Principal investigator Hansen He says the findings published online today in Nature Genetics show how these genes — known as “noncoding RNA” — function in activating the disease process. Dr. He, an epigeneticist, is a Scientist at the Princess Margaret Cancer Centre, University Health Network. He is also Assistant Professor in the Department of Medical Biophysics, University of Toronto.
“Our research looked at genetic variations associated with prostate cancer and found that about half of these variations may function through noncoding genes rather than the protein-coding genes. In other words, we have discovered that noncoding RNA has a very important function in driving prostate cancer development and disease progression.”
Dr. He says: “In prostate cancer there are more than 100 known risk regions associated with the development and progression of the disease, but for most of them we don’t know how. In our work, we found that half those risk regions may function through noncoding genes.”

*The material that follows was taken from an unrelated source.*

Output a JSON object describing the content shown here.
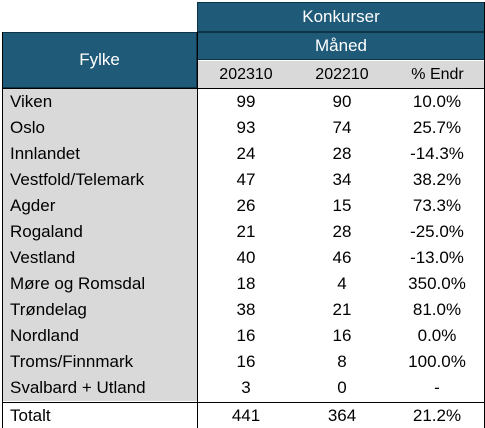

Dr. He says that integrating this new knowledge about genetic variations and the function of noncoding RNA moves the science closer to developing a clinical biomarker to advance personalized cancer medicine for patients by being able to predict who will develop prostate cancer and whether or not it will be aggressive.
The research team collaborated with the Princess Margaret Genome Centre and delved further into the genetic variations associated with noncoding RNA PCAT1, which is already known to be highly expressed in prostate cancer patients, to zero in on how the noncoding genes function.